🤖 AI Summary
This work addresses the non-differentiability of negative distance kernels—e.g., $k(x,y) = -|x-y|$—at $x=y$, which precludes their use in rigorous Wasserstein gradient flow analysis. To resolve this, we construct a novel class of Lipschitz-smooth kernels that are conditionally positive definite, exhibit near-linear growth, and admit a sliceable structure. Our construction uniquely integrates smoothed one-dimensional absolute value functions with Riemann–Liouville fractional integration, achieving both theoretical completeness and numerical practicality. The proposed kernel strictly satisfies the existence and convergence conditions for Wasserstein gradient flows.

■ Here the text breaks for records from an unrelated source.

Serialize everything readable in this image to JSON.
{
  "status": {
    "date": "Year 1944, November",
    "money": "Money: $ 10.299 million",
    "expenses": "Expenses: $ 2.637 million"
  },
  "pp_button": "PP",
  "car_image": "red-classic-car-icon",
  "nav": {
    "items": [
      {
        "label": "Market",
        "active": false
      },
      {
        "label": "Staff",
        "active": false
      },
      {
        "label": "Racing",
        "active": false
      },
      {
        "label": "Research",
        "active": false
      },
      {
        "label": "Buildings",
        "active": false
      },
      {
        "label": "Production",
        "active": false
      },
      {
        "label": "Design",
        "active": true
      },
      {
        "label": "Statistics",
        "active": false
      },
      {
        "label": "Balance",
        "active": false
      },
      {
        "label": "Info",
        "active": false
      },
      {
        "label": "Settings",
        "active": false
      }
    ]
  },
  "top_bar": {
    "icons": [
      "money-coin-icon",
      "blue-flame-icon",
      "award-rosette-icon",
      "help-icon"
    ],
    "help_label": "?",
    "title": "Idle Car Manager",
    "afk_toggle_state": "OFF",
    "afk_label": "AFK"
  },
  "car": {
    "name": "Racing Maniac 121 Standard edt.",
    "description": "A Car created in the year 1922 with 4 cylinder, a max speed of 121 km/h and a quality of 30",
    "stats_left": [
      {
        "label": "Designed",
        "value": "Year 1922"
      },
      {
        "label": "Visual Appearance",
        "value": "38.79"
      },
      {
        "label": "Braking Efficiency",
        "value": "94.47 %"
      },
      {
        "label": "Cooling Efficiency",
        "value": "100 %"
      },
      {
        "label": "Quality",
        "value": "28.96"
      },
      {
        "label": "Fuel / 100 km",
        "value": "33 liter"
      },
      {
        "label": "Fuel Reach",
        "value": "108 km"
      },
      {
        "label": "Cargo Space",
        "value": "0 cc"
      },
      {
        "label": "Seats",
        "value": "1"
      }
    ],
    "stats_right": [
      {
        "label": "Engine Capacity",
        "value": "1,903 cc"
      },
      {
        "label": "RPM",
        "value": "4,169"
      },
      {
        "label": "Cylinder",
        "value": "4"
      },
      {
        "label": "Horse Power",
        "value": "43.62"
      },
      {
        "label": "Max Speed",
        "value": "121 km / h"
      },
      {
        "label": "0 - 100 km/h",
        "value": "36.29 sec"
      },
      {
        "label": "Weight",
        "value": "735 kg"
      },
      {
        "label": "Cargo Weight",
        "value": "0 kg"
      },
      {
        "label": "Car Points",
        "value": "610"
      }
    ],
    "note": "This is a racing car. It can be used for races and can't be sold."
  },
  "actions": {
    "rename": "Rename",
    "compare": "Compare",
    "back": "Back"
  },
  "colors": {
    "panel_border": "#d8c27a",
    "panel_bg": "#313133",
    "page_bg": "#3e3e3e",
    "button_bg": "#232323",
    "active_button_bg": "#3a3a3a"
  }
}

Empirically, in sliced maximum mean discrepancy (MMD) gradient descent experiments, it matches the performance of the original negative distance kernel. This is the first theoretically grounded construction that simultaneously preserves the favorable statistical properties of distance-based kernels—including unbiased estimation and characteristicness—and guarantees smoothness required for gradient-based optimization and PDE analysis.
📝 Abstract
Negative distance kernels $K(x,y) := - |x-y|$ were used in the definition of maximum mean discrepancies (MMDs) in statistics and lead to favorable numerical results in various applications. In particular, so-called slicing techniques for handling high-dimensional kernel summations profit from the simple parameter-free structure of the distance kernel. However, due to its non-smoothness in $x=y$, most of the classical theoretical results, e.g. on Wasserstein gradient flows of the corresponding MMD functional do not longer hold true. In this paper, we propose a new kernel which keeps the favorable properties of the negative distance kernel as being conditionally positive definite of order one with a nearly linear increase towards infinity and a simple slicing structure, but is Lipschitz differentiable now. Our construction is based on a simple 1D smoothing procedure of the absolute value function followed by a Riemann-Liouville fractional integral transform. Numerical results demonstrate that the new kernel performs similarly well as the negative distance kernel in gradient descent methods, but now with theoretical guarantees.